Simple Lifting: Stay Close, Be Happy, & Work as a Team

Screen Shot 2015-08-29 at 12.02.40 PMWith teachers on the mind, I had a follow-up thought as they prepare to set-up or move into new classrooms for the year. Proper lifting can seem both confusing and impractical at times, but it is an important concept to master in order to maintain a pain-free back, and make sure you start the year off right. With that in mind, here are three “refined” keys to have in mind when moving into classrooms over the next week. 

1> Get as close as possible!

I find this to be the most important element because it will still be beneficial even if the next tips are forgotten: The more distance between ourselves (and more specifically, our spines) and our object of interest, the harder our bodies must work to successfully get that object moving. When discussing biomechanics, we call this a “moment arm”, and a longer moment arm generates greater amounts of torque about the spine. If the distance between us and our object is made as small as possible, therefore, it spares our spines from increased load — limiting the risk of injury. So get close!

Flex and Extend

I’ve moved my hands away so you can see better. The highest flat yellow bars are approximately PSIS level — your thumbs — and the lowest yellow bars are the ASIS level — your middle fingers. Notice how with arching the back, the vertical distance between these lines gets larger, while with flattening of the back the distance becomes smaller. Find the mid-point between these positions — your “neutral spine”!

2> Stay in your “happy place”.

I borrow the term “happy place” from my favourite childhood movie, Hook (Old Peter Pan). I think this is more relatable for some than the official concept — Neutral Spine. To find this ideal low back position, try this: 

> Place your hands on your hips, with middle finger at the bony front of your pelvis (called the ASIS), and your thumbs at the back of your hips (called the PSIS).

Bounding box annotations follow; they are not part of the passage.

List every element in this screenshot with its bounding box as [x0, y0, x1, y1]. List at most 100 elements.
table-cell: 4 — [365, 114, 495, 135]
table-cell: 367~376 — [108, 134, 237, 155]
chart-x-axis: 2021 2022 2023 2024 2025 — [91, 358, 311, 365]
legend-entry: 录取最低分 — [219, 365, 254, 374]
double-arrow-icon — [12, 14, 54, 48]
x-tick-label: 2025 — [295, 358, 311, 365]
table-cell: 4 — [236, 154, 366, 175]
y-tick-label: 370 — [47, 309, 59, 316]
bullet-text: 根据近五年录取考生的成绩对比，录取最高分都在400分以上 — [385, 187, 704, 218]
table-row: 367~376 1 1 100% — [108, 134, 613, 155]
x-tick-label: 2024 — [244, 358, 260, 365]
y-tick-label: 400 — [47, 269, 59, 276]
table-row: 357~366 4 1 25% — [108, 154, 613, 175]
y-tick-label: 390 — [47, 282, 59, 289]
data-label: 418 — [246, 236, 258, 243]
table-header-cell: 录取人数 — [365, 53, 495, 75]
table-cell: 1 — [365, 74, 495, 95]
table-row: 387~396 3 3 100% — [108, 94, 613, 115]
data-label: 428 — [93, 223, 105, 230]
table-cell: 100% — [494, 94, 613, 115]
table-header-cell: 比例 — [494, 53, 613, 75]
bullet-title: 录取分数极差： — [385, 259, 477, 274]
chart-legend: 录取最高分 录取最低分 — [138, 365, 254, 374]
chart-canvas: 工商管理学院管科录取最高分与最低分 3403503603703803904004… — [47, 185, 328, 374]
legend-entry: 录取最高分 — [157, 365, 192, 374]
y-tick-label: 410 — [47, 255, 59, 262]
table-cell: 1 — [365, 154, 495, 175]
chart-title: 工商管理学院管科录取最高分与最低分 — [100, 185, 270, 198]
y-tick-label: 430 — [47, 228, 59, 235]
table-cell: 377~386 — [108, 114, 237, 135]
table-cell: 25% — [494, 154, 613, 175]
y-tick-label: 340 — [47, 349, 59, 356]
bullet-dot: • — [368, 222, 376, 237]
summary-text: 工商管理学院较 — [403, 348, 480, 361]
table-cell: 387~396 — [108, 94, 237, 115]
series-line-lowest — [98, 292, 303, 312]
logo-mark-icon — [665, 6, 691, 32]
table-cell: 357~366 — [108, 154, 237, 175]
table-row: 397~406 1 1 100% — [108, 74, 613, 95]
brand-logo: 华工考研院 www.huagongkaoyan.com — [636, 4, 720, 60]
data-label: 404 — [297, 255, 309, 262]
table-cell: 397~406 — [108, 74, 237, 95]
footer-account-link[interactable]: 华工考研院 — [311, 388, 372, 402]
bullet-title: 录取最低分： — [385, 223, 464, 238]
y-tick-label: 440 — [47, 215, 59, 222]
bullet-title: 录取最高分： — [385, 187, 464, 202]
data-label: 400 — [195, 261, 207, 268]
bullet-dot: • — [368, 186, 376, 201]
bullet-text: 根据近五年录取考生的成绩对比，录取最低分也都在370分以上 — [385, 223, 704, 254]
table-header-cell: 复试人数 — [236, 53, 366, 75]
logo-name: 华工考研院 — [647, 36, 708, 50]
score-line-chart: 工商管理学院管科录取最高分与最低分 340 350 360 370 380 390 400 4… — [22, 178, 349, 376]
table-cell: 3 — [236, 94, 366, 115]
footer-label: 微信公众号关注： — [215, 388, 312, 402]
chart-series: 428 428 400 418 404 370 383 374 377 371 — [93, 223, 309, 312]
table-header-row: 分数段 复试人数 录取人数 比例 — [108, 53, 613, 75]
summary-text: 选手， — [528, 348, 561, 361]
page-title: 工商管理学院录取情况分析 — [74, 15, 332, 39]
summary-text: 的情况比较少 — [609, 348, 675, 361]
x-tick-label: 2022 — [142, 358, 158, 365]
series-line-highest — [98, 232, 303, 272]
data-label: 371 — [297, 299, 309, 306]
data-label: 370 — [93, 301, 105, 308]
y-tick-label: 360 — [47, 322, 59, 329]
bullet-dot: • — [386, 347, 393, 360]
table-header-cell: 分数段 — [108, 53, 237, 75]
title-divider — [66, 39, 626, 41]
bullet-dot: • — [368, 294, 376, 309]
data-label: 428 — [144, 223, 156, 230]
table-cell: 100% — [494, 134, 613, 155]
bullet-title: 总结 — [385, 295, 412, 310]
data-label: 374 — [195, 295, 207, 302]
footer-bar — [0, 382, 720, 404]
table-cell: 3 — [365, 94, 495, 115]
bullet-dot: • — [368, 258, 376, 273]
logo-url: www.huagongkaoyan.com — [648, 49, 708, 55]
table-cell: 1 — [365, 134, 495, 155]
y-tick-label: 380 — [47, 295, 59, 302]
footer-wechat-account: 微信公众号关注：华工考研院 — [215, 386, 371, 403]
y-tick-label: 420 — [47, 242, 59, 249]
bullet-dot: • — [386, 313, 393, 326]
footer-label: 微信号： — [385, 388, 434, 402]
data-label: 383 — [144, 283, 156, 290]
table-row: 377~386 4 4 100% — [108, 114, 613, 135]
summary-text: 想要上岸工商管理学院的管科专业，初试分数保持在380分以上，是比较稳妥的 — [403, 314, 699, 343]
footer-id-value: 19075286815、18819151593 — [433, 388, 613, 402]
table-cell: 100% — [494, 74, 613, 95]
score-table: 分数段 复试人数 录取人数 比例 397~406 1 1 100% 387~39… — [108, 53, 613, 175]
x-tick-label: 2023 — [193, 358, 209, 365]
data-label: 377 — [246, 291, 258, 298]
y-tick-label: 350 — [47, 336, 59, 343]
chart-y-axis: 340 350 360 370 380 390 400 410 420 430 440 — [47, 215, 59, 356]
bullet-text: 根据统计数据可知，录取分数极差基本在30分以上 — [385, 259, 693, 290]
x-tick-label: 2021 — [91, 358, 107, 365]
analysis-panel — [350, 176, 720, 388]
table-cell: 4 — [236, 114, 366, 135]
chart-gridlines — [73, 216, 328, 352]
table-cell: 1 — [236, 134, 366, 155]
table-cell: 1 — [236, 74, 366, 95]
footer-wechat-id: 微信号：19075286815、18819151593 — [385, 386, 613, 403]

> Arch your lower back — feel how your middle finger dips lower, while your thumb rises up? Good.

> Now do the complete opposite — flatten your lower back, so your middle fingers rise higher, while your thumb drops towards the floor. Good. 

Right in the middle of these two positions (repeat again if necessary!) is the sweet spot, the happy place, the Neutral Spine. This is, for most people, where we can tolerate the most load without putting a great stress through our backs. If this doesn’t make sense, maybe consider this — if you pick up a grocery bag with your arm, do you pick it up with your elbow straight? What about with it completely bent? No, it’s easiest with the elbow slightly bent — or somewhere between our extremes of motion. This middle ground is where we are strongest, most efficient, and least likely to be injured. The same applies to our backs. 

3> Don’t worry about lifting with your knees, or with your hips.

If these cues have worked well for you in the past, great! Continue with it. If you don’t really understand what they mean, I recommend focusing on keeping a Neutral Spine position first and foremost. “Lifting with the hips”, or “lifting with the knees” is generally used to help people to NOT lift with the legs straight (forcing you to bend completely through the back). In reality, I’d prefer you used your knees, hips, and ankles to support a neutral spine, so use everything — team effort, right? 

BONUS TIP*: Anticipate the Weight.

I like to remind patients, especially those with lower back pain already, to treat lifting activities with intent. What does this mean? It means considering what it is you need to do before you do it. Consider: are you more likely to hear about somebody with low back pain because they moved a big heavy object (couch, table, sack of potatoes), or because they were “just reaching for my shoes” / “just grabbing my backpack” / “just picking up my keys”?

I hear a lot more of the second variety — little things that don’t require a lot of effort, but people have forgotten to use the keys above to bend and lift safely! So I say “anticipate the weight” because I find (anecdotally) that people prepare themselves better for moving bigger objects, and therefore hurt themselves less. As such, if we use the same intent with all our bending and lifting activities, I think we might be a lot better off as a result.

*Not a real bonus — I’ll never intentionally hide information that matters — just something I remembered to add-on late.